No. You get to keep basic assets in order to get back on your feet on the flip-side of bankruptcy. One of people’s biggest concerns is losing their home or other essential stuff. Property can be protected by what are called exemptions. Under Texas state exemptions, you can exempt your home and one car per licensed driver. Ignore the street myths about losing property in bankruptcy. Consult with an experienced bankruptcy attorney who will let you know if any of your property is at risk.

90% of people get to keep all of their property in a Chapter 7 bankruptcy. Of course, there are limits on exemptions.

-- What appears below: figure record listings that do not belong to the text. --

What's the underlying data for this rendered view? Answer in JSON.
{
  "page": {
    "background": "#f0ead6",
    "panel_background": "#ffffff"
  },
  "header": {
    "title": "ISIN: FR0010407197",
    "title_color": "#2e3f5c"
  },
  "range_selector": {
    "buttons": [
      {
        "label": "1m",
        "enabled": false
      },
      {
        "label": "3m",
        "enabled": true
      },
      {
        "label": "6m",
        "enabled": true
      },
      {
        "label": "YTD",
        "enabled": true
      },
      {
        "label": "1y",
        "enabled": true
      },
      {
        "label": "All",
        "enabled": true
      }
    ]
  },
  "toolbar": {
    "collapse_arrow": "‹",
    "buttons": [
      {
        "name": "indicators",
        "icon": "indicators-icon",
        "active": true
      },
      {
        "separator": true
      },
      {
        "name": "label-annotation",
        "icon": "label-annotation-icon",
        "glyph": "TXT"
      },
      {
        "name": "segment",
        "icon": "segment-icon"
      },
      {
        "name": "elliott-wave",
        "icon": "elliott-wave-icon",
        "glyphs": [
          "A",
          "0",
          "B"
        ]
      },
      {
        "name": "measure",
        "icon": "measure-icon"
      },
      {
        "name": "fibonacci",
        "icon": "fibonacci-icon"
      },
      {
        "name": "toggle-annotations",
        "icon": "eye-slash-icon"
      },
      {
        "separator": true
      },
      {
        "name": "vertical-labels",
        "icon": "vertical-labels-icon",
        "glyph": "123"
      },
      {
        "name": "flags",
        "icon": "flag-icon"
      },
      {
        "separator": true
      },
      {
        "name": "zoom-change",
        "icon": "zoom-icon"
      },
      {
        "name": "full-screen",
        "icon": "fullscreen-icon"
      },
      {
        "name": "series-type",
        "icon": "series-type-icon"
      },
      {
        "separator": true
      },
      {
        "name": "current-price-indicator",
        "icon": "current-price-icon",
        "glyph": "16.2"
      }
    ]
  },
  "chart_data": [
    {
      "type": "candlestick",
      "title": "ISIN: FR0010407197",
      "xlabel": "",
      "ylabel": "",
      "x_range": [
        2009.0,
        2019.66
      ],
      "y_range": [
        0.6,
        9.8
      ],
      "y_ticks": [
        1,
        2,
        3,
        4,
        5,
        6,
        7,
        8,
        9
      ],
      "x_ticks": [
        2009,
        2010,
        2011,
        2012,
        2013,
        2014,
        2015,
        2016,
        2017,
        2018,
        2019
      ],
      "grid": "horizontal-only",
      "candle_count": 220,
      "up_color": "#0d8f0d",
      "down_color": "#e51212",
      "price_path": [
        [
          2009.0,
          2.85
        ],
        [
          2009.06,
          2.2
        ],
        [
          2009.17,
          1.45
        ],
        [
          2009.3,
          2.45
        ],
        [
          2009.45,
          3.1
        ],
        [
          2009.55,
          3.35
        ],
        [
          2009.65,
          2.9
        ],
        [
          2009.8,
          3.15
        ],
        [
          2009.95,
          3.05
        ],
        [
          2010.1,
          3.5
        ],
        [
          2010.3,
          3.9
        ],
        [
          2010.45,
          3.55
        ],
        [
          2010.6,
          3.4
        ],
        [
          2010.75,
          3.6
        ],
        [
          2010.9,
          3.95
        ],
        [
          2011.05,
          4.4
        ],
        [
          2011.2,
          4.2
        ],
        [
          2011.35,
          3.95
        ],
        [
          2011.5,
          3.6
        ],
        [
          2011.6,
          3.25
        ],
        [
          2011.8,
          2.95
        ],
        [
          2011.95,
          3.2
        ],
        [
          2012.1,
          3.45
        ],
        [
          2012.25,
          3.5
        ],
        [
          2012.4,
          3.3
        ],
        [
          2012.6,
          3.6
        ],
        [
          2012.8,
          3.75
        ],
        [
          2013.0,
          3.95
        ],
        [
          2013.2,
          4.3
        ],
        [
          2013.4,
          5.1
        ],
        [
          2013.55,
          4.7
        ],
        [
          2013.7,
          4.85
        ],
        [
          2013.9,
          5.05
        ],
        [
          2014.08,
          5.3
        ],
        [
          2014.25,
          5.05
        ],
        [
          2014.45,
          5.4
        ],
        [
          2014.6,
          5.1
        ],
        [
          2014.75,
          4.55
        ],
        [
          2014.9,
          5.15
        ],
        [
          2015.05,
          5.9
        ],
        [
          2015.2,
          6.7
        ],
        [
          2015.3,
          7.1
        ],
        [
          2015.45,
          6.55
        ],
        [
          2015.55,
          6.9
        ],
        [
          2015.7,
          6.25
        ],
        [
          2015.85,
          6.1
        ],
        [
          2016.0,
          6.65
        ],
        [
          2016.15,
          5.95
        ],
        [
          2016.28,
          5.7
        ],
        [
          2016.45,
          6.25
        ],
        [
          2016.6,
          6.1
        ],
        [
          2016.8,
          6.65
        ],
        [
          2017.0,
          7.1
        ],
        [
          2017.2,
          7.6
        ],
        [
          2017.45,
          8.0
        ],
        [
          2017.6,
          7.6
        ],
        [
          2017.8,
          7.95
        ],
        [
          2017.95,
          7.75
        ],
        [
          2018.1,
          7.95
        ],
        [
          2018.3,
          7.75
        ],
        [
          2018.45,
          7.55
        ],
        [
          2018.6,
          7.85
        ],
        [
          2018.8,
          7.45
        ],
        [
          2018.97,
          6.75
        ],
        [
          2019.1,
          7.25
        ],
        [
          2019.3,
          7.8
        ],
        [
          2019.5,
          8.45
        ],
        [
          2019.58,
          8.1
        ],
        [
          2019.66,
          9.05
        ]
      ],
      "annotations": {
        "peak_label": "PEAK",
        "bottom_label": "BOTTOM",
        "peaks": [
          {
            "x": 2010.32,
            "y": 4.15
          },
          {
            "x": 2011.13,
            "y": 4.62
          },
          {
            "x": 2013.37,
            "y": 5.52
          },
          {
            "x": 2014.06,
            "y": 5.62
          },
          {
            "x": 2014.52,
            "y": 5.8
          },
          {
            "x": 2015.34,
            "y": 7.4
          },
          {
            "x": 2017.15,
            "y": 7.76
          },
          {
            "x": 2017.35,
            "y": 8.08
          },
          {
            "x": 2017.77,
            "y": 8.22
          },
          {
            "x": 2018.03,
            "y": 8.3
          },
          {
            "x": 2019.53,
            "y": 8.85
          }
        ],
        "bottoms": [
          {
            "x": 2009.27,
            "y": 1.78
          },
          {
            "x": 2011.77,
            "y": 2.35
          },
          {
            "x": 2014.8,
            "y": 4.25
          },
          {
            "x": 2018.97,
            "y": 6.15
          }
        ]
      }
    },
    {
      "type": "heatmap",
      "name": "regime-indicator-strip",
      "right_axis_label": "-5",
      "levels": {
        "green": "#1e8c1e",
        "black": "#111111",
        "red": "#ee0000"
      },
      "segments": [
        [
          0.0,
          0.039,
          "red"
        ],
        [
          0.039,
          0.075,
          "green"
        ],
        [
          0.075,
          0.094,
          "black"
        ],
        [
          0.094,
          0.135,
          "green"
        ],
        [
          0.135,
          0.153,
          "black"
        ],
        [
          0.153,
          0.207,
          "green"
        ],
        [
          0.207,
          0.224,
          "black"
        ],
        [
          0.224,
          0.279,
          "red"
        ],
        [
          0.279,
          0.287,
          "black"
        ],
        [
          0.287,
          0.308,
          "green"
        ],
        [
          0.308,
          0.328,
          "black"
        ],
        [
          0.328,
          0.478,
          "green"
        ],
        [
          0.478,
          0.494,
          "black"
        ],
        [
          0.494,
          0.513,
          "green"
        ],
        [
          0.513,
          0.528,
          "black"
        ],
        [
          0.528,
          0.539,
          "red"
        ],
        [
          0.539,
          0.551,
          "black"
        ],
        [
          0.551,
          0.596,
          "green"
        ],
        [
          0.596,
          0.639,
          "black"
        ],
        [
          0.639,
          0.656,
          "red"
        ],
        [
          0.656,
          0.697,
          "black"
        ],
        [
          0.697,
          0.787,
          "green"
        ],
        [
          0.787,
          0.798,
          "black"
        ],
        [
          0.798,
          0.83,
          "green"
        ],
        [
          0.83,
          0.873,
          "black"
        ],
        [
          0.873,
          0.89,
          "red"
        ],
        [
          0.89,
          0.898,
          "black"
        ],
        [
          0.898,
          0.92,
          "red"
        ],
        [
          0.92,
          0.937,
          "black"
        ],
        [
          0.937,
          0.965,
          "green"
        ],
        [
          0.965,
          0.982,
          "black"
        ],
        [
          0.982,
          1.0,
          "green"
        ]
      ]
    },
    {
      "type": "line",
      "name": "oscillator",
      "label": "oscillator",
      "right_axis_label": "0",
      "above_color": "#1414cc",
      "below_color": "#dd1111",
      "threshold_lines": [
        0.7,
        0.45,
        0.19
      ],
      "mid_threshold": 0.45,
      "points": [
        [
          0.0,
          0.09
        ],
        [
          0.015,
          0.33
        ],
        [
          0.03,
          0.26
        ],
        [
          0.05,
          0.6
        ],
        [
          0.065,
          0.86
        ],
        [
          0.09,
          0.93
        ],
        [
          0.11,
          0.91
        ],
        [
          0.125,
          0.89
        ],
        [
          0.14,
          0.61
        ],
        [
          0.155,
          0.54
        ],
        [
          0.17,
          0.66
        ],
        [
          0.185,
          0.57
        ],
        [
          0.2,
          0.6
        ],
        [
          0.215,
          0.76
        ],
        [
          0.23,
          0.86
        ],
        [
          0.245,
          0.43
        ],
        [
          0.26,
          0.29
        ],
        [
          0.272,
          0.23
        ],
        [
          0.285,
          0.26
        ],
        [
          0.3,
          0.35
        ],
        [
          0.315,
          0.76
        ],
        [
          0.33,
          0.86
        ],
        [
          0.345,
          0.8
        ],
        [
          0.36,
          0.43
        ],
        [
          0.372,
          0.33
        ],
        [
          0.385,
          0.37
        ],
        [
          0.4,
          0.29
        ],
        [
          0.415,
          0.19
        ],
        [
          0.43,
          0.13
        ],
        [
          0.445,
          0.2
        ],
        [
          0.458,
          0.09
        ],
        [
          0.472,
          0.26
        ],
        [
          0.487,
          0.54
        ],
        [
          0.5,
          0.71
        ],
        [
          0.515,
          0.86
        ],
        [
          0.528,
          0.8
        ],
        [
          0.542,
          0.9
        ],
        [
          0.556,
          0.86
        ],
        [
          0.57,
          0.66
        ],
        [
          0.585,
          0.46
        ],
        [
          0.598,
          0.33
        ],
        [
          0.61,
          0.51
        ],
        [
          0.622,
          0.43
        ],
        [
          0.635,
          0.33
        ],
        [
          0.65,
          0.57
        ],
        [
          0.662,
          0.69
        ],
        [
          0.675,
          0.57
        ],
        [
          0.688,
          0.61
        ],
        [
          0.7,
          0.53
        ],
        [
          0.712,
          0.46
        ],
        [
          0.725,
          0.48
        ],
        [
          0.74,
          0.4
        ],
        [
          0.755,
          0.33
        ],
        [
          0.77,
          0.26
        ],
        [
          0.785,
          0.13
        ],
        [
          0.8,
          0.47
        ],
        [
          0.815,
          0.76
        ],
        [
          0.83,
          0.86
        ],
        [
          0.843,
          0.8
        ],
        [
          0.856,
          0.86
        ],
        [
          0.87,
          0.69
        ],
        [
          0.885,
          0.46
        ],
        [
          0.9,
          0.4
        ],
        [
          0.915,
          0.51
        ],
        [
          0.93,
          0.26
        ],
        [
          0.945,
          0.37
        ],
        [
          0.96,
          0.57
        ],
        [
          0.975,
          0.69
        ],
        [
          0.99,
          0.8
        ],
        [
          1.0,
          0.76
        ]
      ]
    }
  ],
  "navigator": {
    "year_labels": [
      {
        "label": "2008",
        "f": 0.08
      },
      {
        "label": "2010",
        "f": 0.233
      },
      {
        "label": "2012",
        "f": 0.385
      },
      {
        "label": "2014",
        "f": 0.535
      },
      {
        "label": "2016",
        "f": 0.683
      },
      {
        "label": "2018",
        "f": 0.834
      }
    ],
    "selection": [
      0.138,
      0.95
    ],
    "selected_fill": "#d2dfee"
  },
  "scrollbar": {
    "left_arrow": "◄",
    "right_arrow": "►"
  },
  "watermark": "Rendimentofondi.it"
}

To learn more about the current limits on exemptions, check out “What Property Can I Keep?” Bankruptcy attorney, Carol Cross Stone, will review your assets with you and discuss the impact of bankruptcy. Besides your home and vehicles, generally, 401k’s, IRA’s, pensions, insurance proceeds are also exempt.  Texas has very generous exemptions. Consult us early so we can do pre-bankruptcy planning (if necessary) and determine what exemptions are available to help you protect your property

Voluntarily Giving Up Property in a Chapter 7 Bankruptcy

On the other hand, you may want to surrender back collateral. But usually, this is not required unless you no longer want to pay a secured loan. Giving up, or “surrendering” property can be a blessing if a loan has become unaffordable, and the secured item is not essential. Frequently, people surrender a home or a motor vehicle where there is no equity. Other reasons for giving up property is where the loan payment is too big for your current budget. If you choose to surrender property, the entire debt will be discharged. This means the creditor gets the property back, but can no longer collect on the debt. Once the bankruptcy discharge is complete, the creditor must report the account as having a zero balance on a credit report.